Restricted Economic Development
Desertification is most prevalent in underdeveloped areas of China. These areas are where desertification is taking the greatest economic toll.
Increased wind storms and desertification in northern China is causing economic losses, as agriculture, forestry, and animal husbandry are no longer as profitable or productive. For example, a sandstorm in 1993 in four Chinese provinces caused soil loss due to wind erosion, and caused a loss of 560 million RMB yuan (FAO 1997).
For more information on the impacts of desertification, read “Desertification: Definitions, Causes, Impacts, and Solutions.”
Solutions to Desertification in China
Many solutions have been developed and some have been implemented to try and address desertification in China. This article discusses a few solutions, but a wide variety of community-based approaches are needed to address the problem of desertification.
The Green Great Wall
China’s “Green Great Wall,” officially known as the Three Norths Shelter Forest Program, is an attempt to build a wall of trees to slow the “spread” of the Gobi Desert. The initiative was started by the Chinese government in 1978 and aimed to plant 88 million acres of trees by 2050. The wall of trees is currently 4,500 kilometers long and it is estimated that the wall includes between 3 and 6 billion trees.

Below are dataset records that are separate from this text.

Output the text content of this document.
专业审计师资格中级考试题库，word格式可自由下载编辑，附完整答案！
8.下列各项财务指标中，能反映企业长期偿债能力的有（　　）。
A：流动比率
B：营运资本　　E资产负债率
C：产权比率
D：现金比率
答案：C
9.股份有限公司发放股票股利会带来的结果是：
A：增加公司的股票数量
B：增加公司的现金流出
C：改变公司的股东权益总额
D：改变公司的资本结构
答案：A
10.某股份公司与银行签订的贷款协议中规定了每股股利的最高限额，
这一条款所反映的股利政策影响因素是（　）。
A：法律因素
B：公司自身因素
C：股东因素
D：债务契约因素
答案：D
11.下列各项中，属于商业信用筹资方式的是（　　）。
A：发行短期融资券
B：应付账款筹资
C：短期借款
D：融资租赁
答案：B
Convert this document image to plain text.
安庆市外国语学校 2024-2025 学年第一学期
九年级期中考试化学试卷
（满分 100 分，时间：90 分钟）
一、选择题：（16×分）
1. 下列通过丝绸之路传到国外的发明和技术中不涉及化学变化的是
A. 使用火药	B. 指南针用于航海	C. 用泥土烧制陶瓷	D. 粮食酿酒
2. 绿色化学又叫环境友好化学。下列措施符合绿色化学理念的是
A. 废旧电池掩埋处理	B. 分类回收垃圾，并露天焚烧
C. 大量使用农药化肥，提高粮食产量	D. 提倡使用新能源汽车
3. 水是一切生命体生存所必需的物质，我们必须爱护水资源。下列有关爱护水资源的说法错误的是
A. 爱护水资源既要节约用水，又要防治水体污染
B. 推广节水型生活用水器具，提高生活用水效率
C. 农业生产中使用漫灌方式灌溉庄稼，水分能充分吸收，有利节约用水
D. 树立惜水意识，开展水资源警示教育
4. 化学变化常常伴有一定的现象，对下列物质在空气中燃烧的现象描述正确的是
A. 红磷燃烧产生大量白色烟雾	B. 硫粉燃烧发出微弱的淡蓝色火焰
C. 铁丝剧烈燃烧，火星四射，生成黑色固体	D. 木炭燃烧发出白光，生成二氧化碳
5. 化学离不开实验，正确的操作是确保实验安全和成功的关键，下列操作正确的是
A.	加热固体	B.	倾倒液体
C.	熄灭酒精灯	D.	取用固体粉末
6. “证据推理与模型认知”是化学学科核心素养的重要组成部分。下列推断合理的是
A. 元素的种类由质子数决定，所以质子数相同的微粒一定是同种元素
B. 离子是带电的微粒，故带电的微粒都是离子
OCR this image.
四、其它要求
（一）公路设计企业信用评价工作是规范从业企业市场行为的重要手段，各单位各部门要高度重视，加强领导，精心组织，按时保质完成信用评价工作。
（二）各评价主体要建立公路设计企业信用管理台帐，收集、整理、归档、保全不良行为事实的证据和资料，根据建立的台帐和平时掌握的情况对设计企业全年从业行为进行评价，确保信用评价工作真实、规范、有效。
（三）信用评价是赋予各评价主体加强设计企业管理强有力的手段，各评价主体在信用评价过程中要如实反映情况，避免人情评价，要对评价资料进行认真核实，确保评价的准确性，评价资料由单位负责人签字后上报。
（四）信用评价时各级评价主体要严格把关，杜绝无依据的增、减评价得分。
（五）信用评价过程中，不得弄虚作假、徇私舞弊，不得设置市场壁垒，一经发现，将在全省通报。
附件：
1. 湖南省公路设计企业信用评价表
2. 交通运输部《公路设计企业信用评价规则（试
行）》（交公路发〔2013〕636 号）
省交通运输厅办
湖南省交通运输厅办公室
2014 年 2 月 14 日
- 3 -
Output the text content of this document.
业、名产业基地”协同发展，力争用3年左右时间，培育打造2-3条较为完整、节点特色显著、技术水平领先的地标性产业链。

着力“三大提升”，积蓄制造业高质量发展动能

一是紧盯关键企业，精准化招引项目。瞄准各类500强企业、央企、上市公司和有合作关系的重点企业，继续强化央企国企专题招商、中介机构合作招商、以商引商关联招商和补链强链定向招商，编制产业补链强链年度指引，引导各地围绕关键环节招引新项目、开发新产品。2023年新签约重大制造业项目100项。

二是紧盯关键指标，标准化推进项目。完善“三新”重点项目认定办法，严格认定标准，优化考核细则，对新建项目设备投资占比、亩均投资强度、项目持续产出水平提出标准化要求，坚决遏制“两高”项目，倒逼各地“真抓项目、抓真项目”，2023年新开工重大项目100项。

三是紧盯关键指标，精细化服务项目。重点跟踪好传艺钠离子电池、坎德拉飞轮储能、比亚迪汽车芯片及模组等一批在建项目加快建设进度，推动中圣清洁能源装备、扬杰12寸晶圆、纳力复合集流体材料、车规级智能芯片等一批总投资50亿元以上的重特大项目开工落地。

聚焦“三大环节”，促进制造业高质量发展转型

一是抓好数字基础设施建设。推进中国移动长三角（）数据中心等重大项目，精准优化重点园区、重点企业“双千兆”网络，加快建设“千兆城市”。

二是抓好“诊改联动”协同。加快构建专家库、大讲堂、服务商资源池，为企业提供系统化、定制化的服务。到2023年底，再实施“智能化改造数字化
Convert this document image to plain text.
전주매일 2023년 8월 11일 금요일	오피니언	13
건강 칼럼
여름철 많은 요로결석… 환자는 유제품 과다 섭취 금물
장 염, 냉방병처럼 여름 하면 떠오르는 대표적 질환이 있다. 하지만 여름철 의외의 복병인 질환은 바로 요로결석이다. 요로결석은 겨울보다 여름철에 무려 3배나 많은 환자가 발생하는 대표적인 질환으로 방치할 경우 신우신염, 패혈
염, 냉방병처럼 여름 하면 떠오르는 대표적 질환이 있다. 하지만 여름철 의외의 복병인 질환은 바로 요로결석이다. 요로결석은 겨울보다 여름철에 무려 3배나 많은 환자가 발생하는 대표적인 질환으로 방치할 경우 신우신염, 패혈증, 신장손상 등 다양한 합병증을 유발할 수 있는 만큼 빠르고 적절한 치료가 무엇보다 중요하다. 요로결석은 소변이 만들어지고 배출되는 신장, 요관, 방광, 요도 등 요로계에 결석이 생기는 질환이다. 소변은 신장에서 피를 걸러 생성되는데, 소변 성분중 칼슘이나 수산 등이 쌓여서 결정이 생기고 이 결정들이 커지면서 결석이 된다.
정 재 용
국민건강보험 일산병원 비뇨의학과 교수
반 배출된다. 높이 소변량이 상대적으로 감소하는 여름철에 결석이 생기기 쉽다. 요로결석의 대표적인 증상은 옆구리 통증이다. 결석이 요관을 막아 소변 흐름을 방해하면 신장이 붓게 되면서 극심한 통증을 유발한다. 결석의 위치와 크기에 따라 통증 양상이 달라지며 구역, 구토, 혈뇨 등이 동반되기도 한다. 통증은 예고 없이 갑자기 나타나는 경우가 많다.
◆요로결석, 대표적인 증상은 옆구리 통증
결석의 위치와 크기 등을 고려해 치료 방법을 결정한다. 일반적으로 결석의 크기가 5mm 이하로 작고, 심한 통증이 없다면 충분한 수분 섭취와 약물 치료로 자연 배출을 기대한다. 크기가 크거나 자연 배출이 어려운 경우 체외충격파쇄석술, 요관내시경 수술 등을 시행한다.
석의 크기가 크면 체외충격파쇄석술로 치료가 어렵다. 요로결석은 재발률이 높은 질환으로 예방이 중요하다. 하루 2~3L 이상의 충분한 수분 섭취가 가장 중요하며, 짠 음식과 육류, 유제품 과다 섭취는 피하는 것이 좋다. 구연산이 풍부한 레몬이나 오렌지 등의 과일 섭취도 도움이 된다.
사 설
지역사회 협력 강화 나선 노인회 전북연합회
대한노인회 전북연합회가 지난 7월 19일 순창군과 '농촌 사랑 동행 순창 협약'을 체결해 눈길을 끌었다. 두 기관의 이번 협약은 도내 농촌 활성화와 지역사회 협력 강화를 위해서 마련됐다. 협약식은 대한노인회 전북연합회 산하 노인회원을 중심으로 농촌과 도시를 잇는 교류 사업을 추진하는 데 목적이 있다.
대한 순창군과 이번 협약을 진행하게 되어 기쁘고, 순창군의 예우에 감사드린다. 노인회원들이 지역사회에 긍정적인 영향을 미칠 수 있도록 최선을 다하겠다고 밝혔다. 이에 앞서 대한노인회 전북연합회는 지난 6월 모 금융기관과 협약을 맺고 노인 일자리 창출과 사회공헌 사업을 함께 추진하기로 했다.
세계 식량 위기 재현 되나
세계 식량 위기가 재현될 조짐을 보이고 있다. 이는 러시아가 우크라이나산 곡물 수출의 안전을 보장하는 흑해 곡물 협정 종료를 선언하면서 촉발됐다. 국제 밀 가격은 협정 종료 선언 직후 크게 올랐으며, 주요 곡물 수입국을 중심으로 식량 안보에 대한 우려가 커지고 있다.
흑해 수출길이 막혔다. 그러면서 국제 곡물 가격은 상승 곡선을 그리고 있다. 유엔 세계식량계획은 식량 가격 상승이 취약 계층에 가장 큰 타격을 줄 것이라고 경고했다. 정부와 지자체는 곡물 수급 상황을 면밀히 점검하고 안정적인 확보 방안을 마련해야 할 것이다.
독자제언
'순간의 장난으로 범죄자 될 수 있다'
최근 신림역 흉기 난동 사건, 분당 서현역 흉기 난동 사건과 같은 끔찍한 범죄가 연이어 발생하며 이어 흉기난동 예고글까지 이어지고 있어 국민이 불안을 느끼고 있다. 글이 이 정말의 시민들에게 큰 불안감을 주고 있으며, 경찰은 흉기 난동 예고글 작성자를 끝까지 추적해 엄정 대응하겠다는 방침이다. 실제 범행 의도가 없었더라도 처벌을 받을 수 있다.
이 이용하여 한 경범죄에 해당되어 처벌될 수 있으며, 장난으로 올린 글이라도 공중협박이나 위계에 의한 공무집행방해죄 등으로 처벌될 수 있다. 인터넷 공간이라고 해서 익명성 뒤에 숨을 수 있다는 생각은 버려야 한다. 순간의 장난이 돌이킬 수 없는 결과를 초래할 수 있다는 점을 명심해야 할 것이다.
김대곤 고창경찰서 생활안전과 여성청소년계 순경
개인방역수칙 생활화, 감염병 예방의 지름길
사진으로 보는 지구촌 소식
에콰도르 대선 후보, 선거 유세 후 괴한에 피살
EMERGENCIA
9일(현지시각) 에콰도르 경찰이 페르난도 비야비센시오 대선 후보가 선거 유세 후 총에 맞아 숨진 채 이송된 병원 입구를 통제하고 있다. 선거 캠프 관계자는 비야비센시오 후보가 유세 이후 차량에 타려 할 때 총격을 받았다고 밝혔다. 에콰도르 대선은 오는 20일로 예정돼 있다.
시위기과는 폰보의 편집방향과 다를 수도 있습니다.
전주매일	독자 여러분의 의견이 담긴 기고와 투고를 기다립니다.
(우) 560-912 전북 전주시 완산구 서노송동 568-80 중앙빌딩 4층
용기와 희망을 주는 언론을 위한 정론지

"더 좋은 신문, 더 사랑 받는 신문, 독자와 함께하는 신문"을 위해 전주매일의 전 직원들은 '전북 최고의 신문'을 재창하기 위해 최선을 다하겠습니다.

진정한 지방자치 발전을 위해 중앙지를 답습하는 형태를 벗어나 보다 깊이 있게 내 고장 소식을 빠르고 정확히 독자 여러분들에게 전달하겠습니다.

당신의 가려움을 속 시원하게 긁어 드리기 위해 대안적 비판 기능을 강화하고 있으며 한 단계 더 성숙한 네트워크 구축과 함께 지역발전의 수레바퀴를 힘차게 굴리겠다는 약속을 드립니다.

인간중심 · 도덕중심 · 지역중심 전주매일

While desertification has slowed in some areas, it has not been affected in other areas, which brings into question the project’s success. In some areas, dunes have been successfully stabilized to decrease soil loss through wind. However, many of the trees planted do not live very long. This effort has been criticized due to the difficulty in planting trees in arid areas without enough rain to allow the trees to grow in the long term (Petri 2017).
Implementation of Regenerative Agricultural Practices
Regenerative agriculture is a set of agricultural practices that restore the land, rather than depleting the land of vital resources.
Regenerative practices that restore soil health include agroforestry (planting trees among crops), low or no-till farming, planting cover crops, and using natural, chemical-free fertilizers and pesticides.
Planting drought-resistant crops may additionally work to protect communities against the effects of desertification. For example, the UN Framework Convention on Climate Change projects the crops millet and sorghum to decrease in yields by only 5% and 8% respectively by 2050 under the worst climate change scenario due to their resilience to high temperatures (UNFCCC 2020). Rice and wheat, however, are expected to experience yield decreases of 12% and 21% respectively by 2050.
Read more: What Is Regenerative Agriculture?
Several large-scale projects have been implemented to address desertification in China that use agricultural techniques specific to a location’s unique characteristics. For example, an US$80 million World Bank project was undertaken to control desertification in China’s Ningxia Hui Autonomous Region in northwestern China, where desertification is a big problem. Because the area is surrounded by desert, sand was being blown into the river, increasing flood risk and reducing plant survival.
The World Bank project worked to control sand through the use of straw checkerboards, straw planted in a grid around sand to fix sand in place. The project also encouraged new planting strategies like spot sowing (directly placing seeds in the ground rather than small plants) and broadcast seeding (scattering seed by hand). This helped restore vegetation by 40% and create a 70% crop survival rate (The World Bank 2019).